Geoffrey Pazzanese, co-manager of the Federated InterContinental fund, which has more than $900 million in assets, said that while volatility in one market can cause ripples in another, the correlations tend to disappear over longer periods. He still recommends that most U.S. investors have about 20 percent to 25 percent of their holdings in international investments.
These days, however, it's important to do some digging before investing.
"You need to pick your markets," Pazzanese said. Investors considering investing in a country should examine long-term themes like demographic shifts, the availability of natural resources and other large forces that shape economies.
"Look first for emerging markets that are growing attractively and that are having a sustainable growth pattern and attractive valuations. You have to just do your homework."
Subodh Kumar, global investment strategist at Subodh Kumar & Assoc. in Toronto, said investors looking to funnel money abroad should examine some of the same defensive areas like consumer staples and health care that they might turn to if they were girding for a U.S. pullback.

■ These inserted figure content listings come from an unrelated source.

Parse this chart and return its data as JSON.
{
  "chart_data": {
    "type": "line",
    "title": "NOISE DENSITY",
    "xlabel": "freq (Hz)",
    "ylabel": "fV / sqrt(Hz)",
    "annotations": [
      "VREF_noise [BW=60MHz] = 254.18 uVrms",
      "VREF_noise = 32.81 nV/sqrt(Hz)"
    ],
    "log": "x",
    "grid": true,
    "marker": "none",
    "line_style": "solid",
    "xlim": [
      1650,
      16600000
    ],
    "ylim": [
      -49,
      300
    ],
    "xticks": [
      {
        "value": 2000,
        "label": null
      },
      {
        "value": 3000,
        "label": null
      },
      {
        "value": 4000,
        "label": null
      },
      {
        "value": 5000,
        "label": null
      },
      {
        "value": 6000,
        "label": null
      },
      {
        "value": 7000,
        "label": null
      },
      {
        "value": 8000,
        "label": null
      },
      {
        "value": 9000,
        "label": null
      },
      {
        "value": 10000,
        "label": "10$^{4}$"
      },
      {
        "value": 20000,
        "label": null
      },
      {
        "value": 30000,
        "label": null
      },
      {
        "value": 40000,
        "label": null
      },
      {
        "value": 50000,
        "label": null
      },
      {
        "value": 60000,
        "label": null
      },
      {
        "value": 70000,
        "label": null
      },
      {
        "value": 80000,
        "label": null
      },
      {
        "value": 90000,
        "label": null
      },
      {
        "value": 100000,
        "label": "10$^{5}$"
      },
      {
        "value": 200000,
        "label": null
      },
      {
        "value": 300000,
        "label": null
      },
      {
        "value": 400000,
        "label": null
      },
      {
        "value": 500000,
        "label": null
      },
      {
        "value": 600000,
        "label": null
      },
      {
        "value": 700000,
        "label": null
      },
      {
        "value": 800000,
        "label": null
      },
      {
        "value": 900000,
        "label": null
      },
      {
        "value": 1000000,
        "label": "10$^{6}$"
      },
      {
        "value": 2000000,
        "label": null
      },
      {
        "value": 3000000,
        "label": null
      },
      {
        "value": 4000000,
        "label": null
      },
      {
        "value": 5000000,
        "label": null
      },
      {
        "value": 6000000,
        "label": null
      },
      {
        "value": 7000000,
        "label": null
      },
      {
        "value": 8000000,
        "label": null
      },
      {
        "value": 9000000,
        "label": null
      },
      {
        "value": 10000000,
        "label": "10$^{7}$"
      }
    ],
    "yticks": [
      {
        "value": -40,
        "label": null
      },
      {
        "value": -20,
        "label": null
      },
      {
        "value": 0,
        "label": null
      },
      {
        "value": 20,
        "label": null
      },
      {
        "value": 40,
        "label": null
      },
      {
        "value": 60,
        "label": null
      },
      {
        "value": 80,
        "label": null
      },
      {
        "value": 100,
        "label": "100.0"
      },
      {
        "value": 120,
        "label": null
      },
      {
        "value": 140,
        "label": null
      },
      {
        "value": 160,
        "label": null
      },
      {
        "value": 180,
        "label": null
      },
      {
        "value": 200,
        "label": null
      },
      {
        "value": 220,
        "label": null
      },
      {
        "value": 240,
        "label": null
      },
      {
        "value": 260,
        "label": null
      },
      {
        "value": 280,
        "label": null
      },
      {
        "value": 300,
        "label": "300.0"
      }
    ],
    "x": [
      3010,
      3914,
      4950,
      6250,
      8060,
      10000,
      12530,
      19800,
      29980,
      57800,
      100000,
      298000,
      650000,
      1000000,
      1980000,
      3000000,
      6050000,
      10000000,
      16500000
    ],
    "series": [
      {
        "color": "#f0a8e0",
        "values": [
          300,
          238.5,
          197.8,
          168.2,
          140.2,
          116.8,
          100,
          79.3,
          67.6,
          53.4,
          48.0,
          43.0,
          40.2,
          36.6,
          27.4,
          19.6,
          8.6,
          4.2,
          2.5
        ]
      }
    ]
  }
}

"As long as there is uncertainty about a recession in the U.S. and a slowdown globally, I think equity markets worldwide will remain highly correlated," he said.
Kumar said, however, investors shouldn't mistake what could be a short-term slowdown in worldwide economic activity as marking the demise of big growth potential for economies in places like China and India.
There are potential hurdles, he noted. The weak dollar, which is often highlighted as a reason why U.S. investors should have holdings denominated in other currencies, could help or hurt investors.
The dollar's slide in recent months to fresh lows against other major currencies could mean strong returns when investors convert investments back into dollars. But a partial recovery in the dollar, which some observers say is due, could eat into this bounce.
At the same time, a further decline in the dollar could stir unease in international markets and cause them to fall, Kumar said.
He said investors stepping into international investments should likely do so gradually to guard against the effects of short-term fluctuations in currencies and in the world's markets.
"It goes back to looking long term. It's a good idea to be diversified internationally but I still think you can allocate your investments more gradually. You don't necessarily have to do it all at one time."